The synthetic load I used to stress the app was simulating a single not that active user. A real usage would be probably much higher, with the price being much bigger. Effectively, instead of treating this optimizations as 1$ only, I could say that I cut the cost by 25%. Now this was only an experiment, but think about it again. A dummy, fast implementation was cheap, but with some additional work I could have done it more profitable. If a price for the cheapest option would be 5$, these are some real gains. These are differences that can make you either profitable or bankrupted.

Make it rain

In past years developers weren’t dealing with money.
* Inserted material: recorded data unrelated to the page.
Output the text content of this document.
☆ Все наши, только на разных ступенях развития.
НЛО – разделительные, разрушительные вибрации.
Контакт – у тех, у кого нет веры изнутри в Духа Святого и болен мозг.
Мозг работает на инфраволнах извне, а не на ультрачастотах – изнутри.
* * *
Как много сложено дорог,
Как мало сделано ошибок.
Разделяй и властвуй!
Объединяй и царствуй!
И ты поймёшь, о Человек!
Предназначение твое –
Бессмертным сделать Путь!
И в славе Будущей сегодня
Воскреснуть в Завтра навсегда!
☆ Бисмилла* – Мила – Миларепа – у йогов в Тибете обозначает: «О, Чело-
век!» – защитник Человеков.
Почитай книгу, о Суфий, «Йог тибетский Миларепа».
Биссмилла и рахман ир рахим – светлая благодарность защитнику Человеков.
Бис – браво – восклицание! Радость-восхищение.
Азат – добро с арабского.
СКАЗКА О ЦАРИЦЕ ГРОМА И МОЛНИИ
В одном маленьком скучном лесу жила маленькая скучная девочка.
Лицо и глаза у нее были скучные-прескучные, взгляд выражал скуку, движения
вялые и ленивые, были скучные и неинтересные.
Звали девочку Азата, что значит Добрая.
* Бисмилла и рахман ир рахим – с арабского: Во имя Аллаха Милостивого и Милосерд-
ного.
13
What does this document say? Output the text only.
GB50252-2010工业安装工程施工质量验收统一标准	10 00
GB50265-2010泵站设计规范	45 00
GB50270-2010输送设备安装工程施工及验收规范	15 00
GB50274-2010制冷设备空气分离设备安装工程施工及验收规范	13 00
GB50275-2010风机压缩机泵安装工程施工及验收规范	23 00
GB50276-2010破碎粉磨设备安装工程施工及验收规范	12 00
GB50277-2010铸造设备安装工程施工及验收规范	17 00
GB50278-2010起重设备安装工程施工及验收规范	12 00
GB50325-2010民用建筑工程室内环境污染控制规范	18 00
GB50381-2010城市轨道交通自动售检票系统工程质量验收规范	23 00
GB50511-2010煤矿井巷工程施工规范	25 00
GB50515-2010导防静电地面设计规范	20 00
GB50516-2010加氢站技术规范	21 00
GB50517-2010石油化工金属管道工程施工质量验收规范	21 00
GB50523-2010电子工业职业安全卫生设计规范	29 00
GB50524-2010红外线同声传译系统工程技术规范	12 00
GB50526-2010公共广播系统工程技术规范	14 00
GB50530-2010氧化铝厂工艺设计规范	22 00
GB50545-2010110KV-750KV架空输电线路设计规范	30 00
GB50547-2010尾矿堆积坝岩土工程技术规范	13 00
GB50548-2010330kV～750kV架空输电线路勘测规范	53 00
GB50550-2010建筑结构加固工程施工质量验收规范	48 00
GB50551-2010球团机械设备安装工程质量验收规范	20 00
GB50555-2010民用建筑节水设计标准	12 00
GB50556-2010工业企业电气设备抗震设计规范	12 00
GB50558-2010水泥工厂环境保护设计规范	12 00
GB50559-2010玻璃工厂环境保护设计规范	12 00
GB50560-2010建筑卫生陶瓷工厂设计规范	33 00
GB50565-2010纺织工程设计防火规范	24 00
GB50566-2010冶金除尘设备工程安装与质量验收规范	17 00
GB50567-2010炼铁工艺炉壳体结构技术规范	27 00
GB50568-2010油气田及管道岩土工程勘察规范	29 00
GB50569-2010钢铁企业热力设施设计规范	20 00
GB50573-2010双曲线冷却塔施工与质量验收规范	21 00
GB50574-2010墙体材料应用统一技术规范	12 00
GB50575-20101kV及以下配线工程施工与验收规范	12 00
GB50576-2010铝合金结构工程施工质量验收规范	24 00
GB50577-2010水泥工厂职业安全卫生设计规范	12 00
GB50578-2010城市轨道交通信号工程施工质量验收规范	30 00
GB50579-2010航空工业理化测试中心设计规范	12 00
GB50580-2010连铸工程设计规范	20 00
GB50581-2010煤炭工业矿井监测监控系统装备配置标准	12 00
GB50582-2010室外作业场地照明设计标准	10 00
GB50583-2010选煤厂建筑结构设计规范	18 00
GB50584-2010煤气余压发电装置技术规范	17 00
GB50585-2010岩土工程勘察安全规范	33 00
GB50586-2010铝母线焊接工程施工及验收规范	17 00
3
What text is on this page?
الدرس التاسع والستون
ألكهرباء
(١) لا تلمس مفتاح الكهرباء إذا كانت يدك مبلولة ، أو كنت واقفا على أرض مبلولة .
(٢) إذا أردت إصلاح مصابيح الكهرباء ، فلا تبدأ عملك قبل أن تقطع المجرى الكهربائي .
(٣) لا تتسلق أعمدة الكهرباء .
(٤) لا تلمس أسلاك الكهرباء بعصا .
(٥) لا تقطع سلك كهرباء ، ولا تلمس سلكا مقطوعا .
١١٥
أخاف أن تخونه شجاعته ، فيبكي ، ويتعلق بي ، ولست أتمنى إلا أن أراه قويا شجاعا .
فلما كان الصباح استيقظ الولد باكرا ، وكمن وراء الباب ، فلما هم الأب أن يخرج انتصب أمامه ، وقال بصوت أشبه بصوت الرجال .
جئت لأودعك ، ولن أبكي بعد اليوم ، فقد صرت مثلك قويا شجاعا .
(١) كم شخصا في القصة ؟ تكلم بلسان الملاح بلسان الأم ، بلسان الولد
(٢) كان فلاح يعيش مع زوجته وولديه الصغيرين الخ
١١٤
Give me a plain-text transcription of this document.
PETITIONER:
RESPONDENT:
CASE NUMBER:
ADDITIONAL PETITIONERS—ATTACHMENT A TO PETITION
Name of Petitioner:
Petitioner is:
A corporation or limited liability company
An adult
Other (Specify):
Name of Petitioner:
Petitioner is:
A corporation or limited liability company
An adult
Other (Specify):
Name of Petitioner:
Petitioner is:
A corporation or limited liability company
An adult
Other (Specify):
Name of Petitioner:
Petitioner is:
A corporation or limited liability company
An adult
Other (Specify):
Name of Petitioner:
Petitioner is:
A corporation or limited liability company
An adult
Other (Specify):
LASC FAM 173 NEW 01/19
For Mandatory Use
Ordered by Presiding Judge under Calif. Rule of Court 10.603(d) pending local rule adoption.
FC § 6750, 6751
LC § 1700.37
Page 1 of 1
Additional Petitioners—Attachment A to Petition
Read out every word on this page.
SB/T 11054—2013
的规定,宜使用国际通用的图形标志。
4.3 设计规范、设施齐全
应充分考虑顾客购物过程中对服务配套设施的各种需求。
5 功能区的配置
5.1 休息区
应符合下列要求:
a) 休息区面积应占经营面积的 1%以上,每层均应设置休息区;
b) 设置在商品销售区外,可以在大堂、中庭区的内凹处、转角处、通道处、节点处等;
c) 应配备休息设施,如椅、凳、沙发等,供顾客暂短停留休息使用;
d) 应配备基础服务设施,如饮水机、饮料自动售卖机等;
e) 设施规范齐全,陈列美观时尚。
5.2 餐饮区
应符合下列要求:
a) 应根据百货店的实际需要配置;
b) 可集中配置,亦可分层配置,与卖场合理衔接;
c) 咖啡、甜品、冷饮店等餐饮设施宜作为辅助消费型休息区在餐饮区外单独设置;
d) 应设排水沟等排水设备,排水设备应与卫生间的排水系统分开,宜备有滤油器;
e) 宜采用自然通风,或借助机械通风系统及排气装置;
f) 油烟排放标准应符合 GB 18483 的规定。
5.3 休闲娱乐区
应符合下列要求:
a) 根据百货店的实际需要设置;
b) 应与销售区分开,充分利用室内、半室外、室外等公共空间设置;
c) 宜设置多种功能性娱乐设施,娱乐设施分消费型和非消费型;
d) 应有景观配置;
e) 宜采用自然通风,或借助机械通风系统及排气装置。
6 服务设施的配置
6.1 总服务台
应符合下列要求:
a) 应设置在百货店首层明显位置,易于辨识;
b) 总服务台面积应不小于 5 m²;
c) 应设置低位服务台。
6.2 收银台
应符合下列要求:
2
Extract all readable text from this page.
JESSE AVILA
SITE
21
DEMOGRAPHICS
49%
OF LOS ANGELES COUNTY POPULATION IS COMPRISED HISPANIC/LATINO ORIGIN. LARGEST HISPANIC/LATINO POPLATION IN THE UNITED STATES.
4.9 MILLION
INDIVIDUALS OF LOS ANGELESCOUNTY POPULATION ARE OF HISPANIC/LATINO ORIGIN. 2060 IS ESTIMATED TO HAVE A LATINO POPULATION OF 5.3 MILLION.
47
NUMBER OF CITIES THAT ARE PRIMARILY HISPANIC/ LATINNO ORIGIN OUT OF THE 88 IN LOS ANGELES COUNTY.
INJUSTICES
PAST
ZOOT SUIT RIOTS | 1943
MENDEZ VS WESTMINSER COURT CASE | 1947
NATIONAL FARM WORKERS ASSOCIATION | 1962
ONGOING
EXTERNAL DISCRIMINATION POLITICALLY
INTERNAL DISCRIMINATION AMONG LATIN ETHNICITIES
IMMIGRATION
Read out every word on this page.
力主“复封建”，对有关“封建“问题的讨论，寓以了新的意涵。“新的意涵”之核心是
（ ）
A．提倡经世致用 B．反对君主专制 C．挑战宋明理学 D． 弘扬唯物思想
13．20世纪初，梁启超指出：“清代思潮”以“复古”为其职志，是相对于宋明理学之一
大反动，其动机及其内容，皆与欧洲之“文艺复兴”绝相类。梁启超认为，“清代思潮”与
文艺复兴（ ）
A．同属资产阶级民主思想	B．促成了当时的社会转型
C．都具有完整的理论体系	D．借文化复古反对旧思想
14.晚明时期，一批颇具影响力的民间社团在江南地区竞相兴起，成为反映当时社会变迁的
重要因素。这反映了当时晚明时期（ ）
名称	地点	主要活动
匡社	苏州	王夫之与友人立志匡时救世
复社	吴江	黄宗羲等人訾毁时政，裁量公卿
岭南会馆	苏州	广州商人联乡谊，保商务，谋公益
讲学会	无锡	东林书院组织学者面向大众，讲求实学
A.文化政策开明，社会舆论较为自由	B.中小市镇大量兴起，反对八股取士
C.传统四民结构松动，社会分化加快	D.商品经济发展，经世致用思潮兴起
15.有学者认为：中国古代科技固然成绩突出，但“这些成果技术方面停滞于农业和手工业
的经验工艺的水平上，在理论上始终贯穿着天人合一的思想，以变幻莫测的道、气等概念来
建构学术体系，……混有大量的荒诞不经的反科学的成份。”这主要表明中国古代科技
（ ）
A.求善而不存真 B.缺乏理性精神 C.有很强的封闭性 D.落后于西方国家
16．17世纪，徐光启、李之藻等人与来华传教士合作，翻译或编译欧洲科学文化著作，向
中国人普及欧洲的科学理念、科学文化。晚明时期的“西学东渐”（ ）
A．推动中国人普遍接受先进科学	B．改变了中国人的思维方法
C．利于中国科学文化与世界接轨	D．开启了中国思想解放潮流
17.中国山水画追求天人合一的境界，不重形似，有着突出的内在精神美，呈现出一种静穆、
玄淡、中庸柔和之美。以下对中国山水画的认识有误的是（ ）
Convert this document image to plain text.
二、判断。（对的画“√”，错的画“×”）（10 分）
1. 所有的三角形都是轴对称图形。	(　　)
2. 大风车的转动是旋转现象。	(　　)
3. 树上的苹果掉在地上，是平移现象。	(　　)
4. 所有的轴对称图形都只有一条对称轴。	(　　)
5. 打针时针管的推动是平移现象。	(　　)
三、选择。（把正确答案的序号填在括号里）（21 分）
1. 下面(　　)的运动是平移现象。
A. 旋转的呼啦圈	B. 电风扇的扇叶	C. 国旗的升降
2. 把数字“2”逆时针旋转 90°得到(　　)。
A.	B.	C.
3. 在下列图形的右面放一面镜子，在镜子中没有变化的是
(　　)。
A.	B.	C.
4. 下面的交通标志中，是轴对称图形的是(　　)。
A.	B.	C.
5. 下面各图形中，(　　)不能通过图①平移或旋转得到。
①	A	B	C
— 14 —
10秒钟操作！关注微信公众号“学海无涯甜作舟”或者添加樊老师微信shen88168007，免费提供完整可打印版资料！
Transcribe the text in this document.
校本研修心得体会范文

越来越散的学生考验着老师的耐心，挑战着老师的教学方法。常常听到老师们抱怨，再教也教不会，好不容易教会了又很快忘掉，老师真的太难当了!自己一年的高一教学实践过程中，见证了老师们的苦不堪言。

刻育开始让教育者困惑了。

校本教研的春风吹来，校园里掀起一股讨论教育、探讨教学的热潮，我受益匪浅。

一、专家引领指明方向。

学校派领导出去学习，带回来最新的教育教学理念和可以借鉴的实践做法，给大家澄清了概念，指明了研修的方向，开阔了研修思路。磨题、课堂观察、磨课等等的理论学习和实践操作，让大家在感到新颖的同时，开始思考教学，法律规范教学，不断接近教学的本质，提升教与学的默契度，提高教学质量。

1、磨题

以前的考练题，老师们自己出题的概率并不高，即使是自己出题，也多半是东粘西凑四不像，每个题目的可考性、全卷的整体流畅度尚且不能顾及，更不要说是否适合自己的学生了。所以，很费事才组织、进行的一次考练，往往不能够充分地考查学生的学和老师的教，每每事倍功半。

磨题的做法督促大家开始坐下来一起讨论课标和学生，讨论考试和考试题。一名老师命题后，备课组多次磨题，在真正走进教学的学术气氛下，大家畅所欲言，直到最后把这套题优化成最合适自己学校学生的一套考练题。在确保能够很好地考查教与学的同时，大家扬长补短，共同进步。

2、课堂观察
Servers were there, sometimes faster, sometimes slower. Databases were there, spending countless hours on running our not optimized queries. This time is ending now. Our apps will be billed and it’ll be our responsibility to earn money by making them thinner and faster. Welcome to the cost aware era of software engineering.


Comments

There's another gain too - performance. So many times see functionality implemented using ORM where hundreds of statements go to the server in only one usage of that function. Most probably developer wasn't aware of the situation since on his dev environment those 100 statements were quick, but on production it might go in millions, which of course making unwanted load of our servers and cause the application runs slower and slower. Now you pays for each query/CPU/RAM usage and very quickly it will be shown as a costly pain such unperformant solution. I hope that cloud applications will use their resources effectively.

by slawomirbrys at 2017-11-16 07:18:54 +0000

Valid point. We're paying for libs as well.

by Szymon Kulec 'Scooletz' at 2017-11-17 08:36:48 +0000

I just love the way how the reponsibility for taking care of costs is now also on devs. You should really be aware how much money company pays to run your solution.